L'ordinanza numero 18597 nega, come detto, ogni spiraglio all'impugnabilità del diniego: più precisamente, la stessa, nel richiamare alcuni precedenti della Corte, ne ammette la proponibilità nello stretto perimetro rappresentato dall'eventuale esistenza di un interesse di rilevanza generale che dovrebbe indurre l'Amministrazione finanziaria a rimuovere l'atto.

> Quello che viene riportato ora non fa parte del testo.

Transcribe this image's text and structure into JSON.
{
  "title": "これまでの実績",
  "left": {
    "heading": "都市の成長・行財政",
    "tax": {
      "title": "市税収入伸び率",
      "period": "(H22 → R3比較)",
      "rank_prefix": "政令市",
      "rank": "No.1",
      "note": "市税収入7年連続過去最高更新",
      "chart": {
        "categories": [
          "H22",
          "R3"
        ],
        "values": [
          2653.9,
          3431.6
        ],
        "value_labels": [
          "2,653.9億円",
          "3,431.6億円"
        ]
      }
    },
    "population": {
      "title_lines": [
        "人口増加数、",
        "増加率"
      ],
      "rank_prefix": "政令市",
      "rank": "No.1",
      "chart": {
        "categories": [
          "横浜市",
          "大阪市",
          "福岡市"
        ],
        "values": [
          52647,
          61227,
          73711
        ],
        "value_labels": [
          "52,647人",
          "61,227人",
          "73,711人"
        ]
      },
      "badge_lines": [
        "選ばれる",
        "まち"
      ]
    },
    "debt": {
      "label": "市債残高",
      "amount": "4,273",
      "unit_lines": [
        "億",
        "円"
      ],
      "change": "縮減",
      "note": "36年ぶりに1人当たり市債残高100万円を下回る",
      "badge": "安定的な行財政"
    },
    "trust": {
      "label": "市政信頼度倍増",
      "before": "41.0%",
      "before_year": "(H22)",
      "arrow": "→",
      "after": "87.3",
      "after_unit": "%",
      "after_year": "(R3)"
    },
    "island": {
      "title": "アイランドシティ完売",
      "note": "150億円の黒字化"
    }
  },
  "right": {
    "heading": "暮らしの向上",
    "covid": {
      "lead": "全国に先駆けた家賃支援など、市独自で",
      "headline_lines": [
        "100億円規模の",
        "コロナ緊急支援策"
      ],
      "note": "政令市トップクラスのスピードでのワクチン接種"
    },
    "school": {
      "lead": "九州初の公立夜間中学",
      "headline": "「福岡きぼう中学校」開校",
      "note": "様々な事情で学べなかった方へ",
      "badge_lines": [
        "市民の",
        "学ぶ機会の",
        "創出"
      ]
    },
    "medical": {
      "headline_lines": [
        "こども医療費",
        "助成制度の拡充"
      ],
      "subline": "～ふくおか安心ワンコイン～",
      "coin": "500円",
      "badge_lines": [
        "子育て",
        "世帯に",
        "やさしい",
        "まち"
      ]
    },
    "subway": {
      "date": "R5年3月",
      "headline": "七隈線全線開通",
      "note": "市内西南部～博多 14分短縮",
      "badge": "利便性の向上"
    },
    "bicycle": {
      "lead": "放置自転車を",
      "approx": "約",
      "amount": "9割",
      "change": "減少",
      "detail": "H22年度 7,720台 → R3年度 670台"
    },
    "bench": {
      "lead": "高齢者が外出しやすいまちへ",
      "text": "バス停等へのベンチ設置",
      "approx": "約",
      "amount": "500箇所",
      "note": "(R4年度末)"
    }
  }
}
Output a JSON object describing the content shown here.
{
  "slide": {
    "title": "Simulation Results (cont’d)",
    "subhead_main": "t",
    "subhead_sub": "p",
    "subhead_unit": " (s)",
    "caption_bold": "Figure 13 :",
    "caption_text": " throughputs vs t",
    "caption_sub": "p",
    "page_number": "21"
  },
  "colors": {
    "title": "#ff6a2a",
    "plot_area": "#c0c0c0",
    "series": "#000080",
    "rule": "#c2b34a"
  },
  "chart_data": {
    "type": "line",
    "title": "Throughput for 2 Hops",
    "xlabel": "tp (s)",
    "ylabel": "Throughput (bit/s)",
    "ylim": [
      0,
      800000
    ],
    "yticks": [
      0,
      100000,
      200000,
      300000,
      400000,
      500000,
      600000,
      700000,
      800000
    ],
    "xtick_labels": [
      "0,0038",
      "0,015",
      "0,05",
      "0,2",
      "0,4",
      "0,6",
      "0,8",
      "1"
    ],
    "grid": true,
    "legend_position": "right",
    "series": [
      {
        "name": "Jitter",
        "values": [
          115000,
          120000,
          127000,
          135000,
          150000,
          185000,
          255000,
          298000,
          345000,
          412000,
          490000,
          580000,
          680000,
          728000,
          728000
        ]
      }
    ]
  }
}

Va, tuttavia, chiarito che la possibilità di contestare la pretesa nel merito costituisce un'ipotesi eccezionale, dal momento che l'interesse del contribuente a ottenerne la rimozione non può, di certo, prevalere rispetto alla certezza di rapporti giuridici che derivino, come nella specie, dalla definitività di atti impositivi non opposti nei termini; per questo motivo, la possibilità di contestare nel merito la pretesa, divenuta definitiva, non può che essere limitata alla sola (ed, invero, remota) eventualità in cui il provvedimento di diniego abbia confermato la fondatezza dell'imposizione basandosi su ragioni diverse da quelle addotte con l'atto impositivo originario, dovendosi, naturalmente, escludere una riapertura incondizionata dei termini di impugnazione cui, diversamente, si finirebbe con il pervenire. Non da ultimo, con la sentenza numero 14219 la Corte, nella medesima ottica di apertura verso l'utilizzo dello strumento, ha, come si è visto, escluso che la riemissione di un avviso di accertamento, sostitutivo del precedente annullato in autotutela, debba passare per la rinotifica del relativo p.v.c; la sentenza sembra cogliere nel segno nella misura in cui i giudici di legittimità hanno riaffermato la natura esclusivamente amministrativa dell'istituto, che resta, infatti, circoscritto alla fase accertativa vera e propria involgendo il solo atto impositivo in cui essa culmina, senza che questo interessi minimamente la fase istruttoria che l'ha preceduta (diversa nella natura, nella finalità e nei contenuti), la quale si sostanzia nell'emissione del p.v.c. (che, per questo, non dev'essere riemesso). Non altrettanto sembra potersi affermare in relazione ai vincoli, apparentemente posti nella parte finale della sentenza, rappresentati dal mancato decorso dei termini decadenziali e dall'assenza di un giudicato di merito sull'atto annullato, ai quali la Corte sembra subordinare la conclusione cui è pervenuta ma che, in realtà, non la intaccano, involgendo profili di legittimità dell'accertamento che hanno vita autonoma rispetto alla fase istruttoria, che ne ha preceduto l'emissione.